Proxyclick incident
Proxyclick platform authentication failures
Proxyclick experienced a notice incident on August 1, 2024 affecting Dashboard and iPad app and 1 more component, lasting 8h 39m. The incident has been resolved; the full update timeline is below.
Affected components
Update timeline
- investigating Aug 01, 2024, 12:53 PM UTC
We are currently investigating reports of user authentication failures across the platform.
- investigating Aug 01, 2024, 01:13 PM UTC
We are continuing to investigate this issue.
- identified Aug 01, 2024, 02:19 PM UTC
A potential root cause of the issue has been identified. Our engineering and infrastructure teams are working towards implementing a solution to restore the service as soon as possible.
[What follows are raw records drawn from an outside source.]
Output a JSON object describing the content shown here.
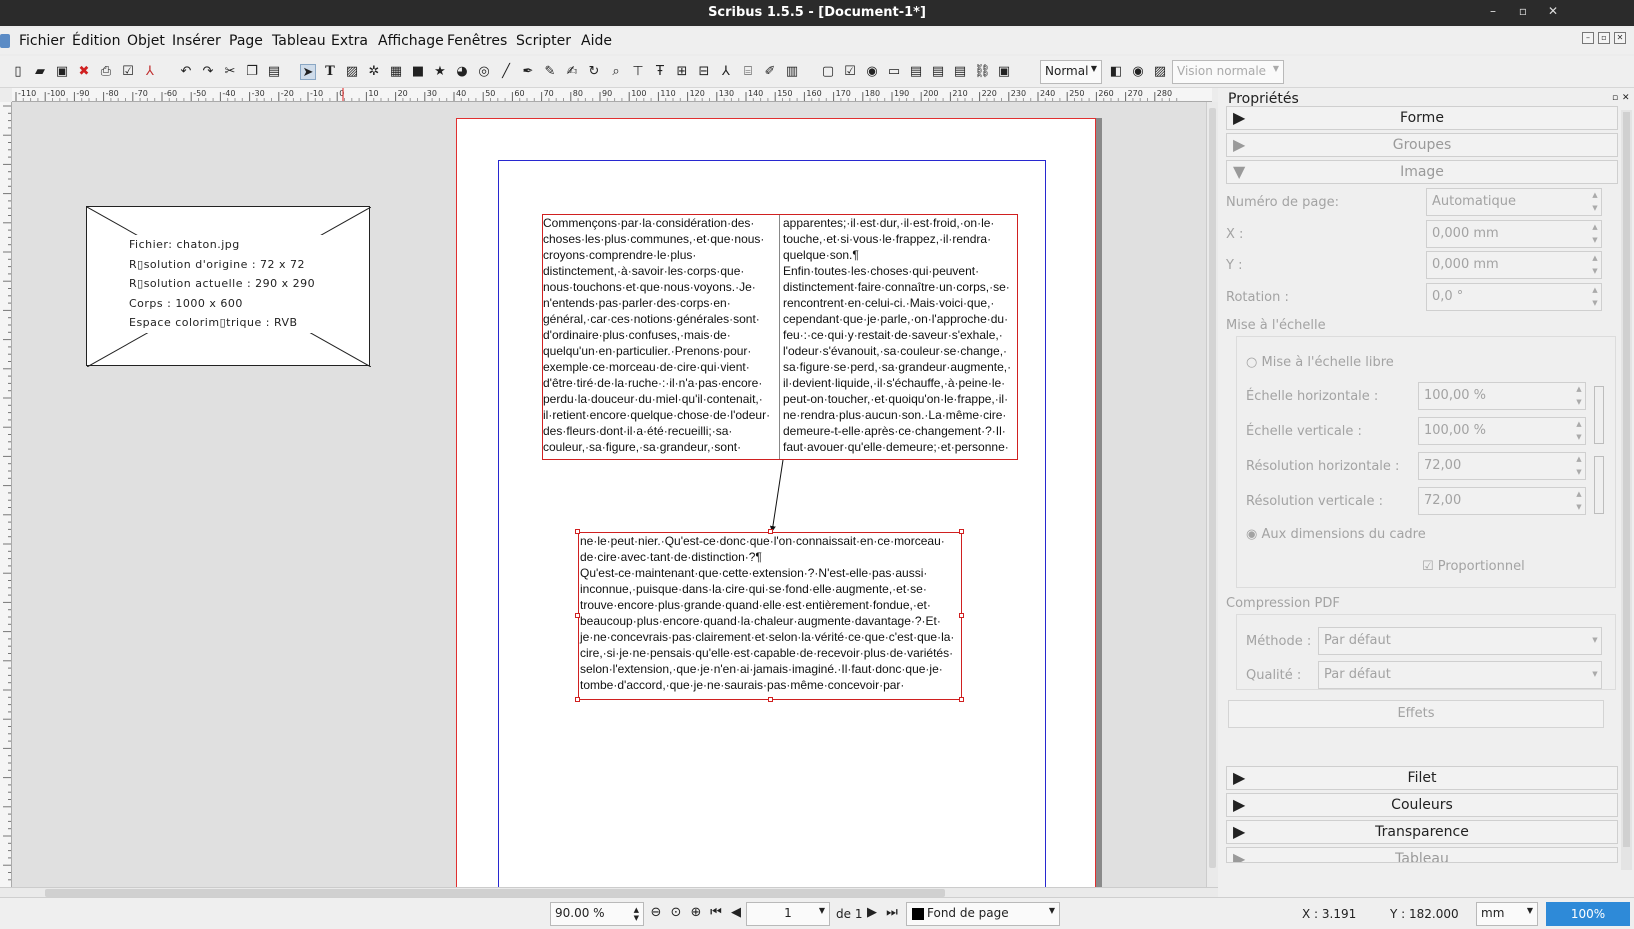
{
  "window": {
    "title": "Scribus 1.5.5 - [Document-1*]"
  },
  "menu": [
    "Fichier",
    "Édition",
    "Objet",
    "Insérer",
    "Page",
    "Tableau",
    "Extra",
    "Affichage",
    "Fenêtres",
    "Scripter",
    "Aide"
  ],
  "toolbar": {
    "mode_value": "Normal",
    "vision_value": "Vision normale"
  },
  "ruler": {
    "labels": [
      "-110",
      "-100",
      "-90",
      "-80",
      "-70",
      "-60",
      "-50",
      "-40",
      "-30",
      "-20",
      "-10",
      "0",
      "10",
      "20",
      "30",
      "40",
      "50",
      "60",
      "70",
      "80",
      "90",
      "100",
      "110",
      "120",
      "130",
      "140",
      "150",
      "160",
      "170",
      "180",
      "190",
      "200",
      "210",
      "220",
      "230",
      "240",
      "250",
      "260",
      "270",
      "280"
    ]
  },
  "image_frame": {
    "lines": [
      "Fichier: chaton.jpg",
      "R▯solution d'origine :  72 x 72",
      "R▯solution actuelle :  290 x 290",
      "Corps : 1000 x 600",
      "Espace colorim▯trique : RVB"
    ]
  },
  "text_frame_1": {
    "col1": [
      "Commençons·par·la·considération·des·",
      "choses·les·plus·communes,·et·que·nous·",
      "croyons·comprendre·le·plus·",
      "distinctement,·à·savoir·les·corps·que·",
      "nous·touchons·et·que·nous·voyons.·Je·",
      "n'entends·pas·parler·des·corps·en·",
      "général,·car·ces·notions·générales·sont·",
      "d'ordinaire·plus·confuses,·mais·de·",
      "quelqu'un·en·particulier.·Prenons·pour·",
      "exemple·ce·morceau·de·cire·qui·vient·",
      "d'être·tiré·de·la·ruche·:·il·n'a·pas·encore·",
      "perdu·la·douceur·du·miel·qu'il·contenait,·",
      "il·retient·encore·quelque·chose·de·l'odeur·",
      "des·fleurs·dont·il·a·été·recueilli;·sa·",
      "couleur,·sa·figure,·sa·grandeur,·sont·"
    ],
    "col2": [
      "apparentes;·il·est·dur,·il·est·froid,·on·le·",
      "touche,·et·si·vous·le·frappez,·il·rendra·",
      "quelque·son.¶",
      "Enfin·toutes·les·choses·qui·peuvent·",
      "distinctement·faire·connaître·un·corps,·se·",
      "rencontrent·en·celui-ci.·Mais·voici·que,·",
      "cependant·que·je·parle,·on·l'approche·du·",
      "feu·:·ce·qui·y·restait·de·saveur·s'exhale,·",
      "l'odeur·s'évanouit,·sa·couleur·se·change,·",
      "sa·figure·se·perd,·sa·grandeur·augmente,·",
      "il·devient·liquide,·il·s'échauffe,·à·peine·le·",
      "peut-on·toucher,·et·quoiqu'on·le·frappe,·il·",
      "ne·rendra·plus·aucun·son.·La·même·cire·",
      "demeure-t-elle·après·ce·changement·?·Il·",
      "faut·avouer·qu'elle·demeure;·et·personne·"
    ]
  },
  "text_frame_2": {
    "lines": [
      "ne·le·peut·nier.·Qu'est-ce·donc·que·l'on·connaissait·en·ce·morceau·",
      "de·cire·avec·tant·de·distinction·?¶",
      "Qu'est-ce·maintenant·que·cette·extension·?·N'est-elle·pas·aussi·",
      "inconnue,·puisque·dans·la·cire·qui·se·fond·elle·augmente,·et·se·",
      "trouve·encore·plus·grande·quand·elle·est·entièrement·fondue,·et·",
      "beaucoup·plus·encore·quand·la·chaleur·augmente·davantage·?·Et·",
      "je·ne·concevrais·pas·clairement·et·selon·la·vérité·ce·que·c'est·que·la·",
      "cire,·si·je·ne·pensais·qu'elle·est·capable·de·recevoir·plus·de·variétés·",
      "selon·l'extension,·que·je·n'en·ai·jamais·imaginé.·Il·faut·donc·que·je·",
      "tombe·d'accord,·que·je·ne·saurais·pas·même·concevoir·par·"
    ]
  },
  "properties": {
    "title": "Propriétés",
    "sections": {
      "forme": "Forme",
      "groupes": "Groupes",
      "image": "Image",
      "filet": "Filet",
      "couleurs": "Couleurs",
      "transparence": "Transparence",
      "tableau": "Tableau"
    },
    "page_number_label": "Numéro de page:",
    "page_number_value": "Automatique",
    "x_label": "X :",
    "x_value": "0,000 mm",
    "y_label": "Y :",
    "y_value": "0,000 mm",
    "rotation_label": "Rotation :",
    "rotation_value": "0,0 °",
    "scaling_title": "Mise à l'échelle",
    "free_scaling": "Mise à l'échelle libre",
    "h_scale_label": "Échelle horizontale :",
    "h_scale_value": "100,00 %",
    "v_scale_label": "Échelle verticale :",
    "v_scale_value": "100,00 %",
    "h_res_label": "Résolution horizontale :",
    "h_res_value": "72,00",
    "v_res_label": "Résolution verticale :",
    "v_res_value": "72,00",
    "frame_size": "Aux dimensions du cadre",
    "proportional": "Proportionnel",
    "pdf_title": "Compression PDF",
    "method_label": "Méthode :",
    "method_value": "Par défaut",
    "quality_label": "Qualité :",
    "quality_value": "Par défaut",
    "effects": "Effets"
  },
  "status": {
    "zoom": "90.00 %",
    "page": "1",
    "page_of": "de 1",
    "layer": "Fond de page",
    "x": "X : 3.191",
    "y": "Y : 182.000",
    "unit": "mm",
    "zoom_pct": "100%"
  }
}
- identified Aug 01, 2024, 04:03 PM UTC
We are pleased to report that we have identified the root cause and are implementing mitigations to address the service disruption. Please allow time for these updates to populate through the infrastructure, as service stabilizes you may still experience intermittent disruption. Updates will be provided as we continue to monitor, next update will be issued at 19:00 CEST
- identified Aug 01, 2024, 05:18 PM UTC
While we have addressed the initial root cause of the disruption, performance continues to be affected due to the volume of pending API requests backlogged. We have allocated additional server resources to expedite recovery and are redeploying API nodes to initiate this change. We continue to monitor progress and will post our next update at 20:00 CEST.
- monitoring Aug 01, 2024, 06:10 PM UTC
We have allocated additional server resources to expedite recovery and are redeploying API nodes to initiate this change. We continue to monitor progress. we will monitor the incident until further notice. next update at 21:00 CEST.
- monitoring Aug 01, 2024, 07:14 PM UTC
We are continuing to monitor the processing of API requests, Next update will be 23:00CEST
- resolved Aug 01, 2024, 09:33 PM UTC
We have completed remediation and confirmed that all queues have returned to normal volumes and performance has stabilized. We will continue to closely monitor the status during our root cause analysis and will release our findings as a final update to this incident within 10 business days.
- postmortem Sep 04, 2024, 04:03 PM UTC
We are grateful for your continued support and loyalty. We value your feedback and appreciate your patience as we worked to resolve this incident. **Type of Event:** S1 – Visitor Not accessible **Services/Modules Impacted:** Visitor API not responsive, login \(forms-based and SAML SSO\) blocked **Root Cause:** The storage cluster surpassed its capacity, preventing the creation of new producers. Consequently, the Visitor messaging system experienced a failure, rendering Eptura Visitor inaccessible to all clients. **Remediation:** Eptura initially increased the disk size to accommodate additional messages within the service. This temporary solution enabled us to conduct a thorough investigation for a more permanent resolution. We pinpointed a particular issue that had been subject to manual cleanup as part of our monitoring efforts. Following the cleanup, we restored the message service to operational status, normalizing activity to restore Visitor services. **Timeline:** All times listed in U.S. Central Time 7:28 a.m.: Monitoring alerts indicated that Eptura exceeded its storage capacity. 7:34 a.m.: An incident was reported, prompting Eptura to start investigation. 7:53 a.m.: Eptura updated the Visitor status page to reflect the incident and investigation. 11:03 a.m.: Eptura identified the root cause and implemented measures to mitigate the service disruption. 12:10 p.m.: Eptura redeployed API nodes to allocate additional server resources. 12:18 p.m.: System performance remained impacted due to a backlog of pending API requests. 1:11 p.m.: Eptura confirmed that the backlog cleared and resumed monitoring. 4:33 p.m.: Following a successful monitoring period, Eptura marked the incident as resolved. **Total Duration of Event:** 9 hours, 5 minutes **Preventive Action:** We have implemented automated storage cluster cleanup processes and enhanced monitoring, and will continue to examine both manual and automated enhancements to optimize cluster sizing and management moving forward.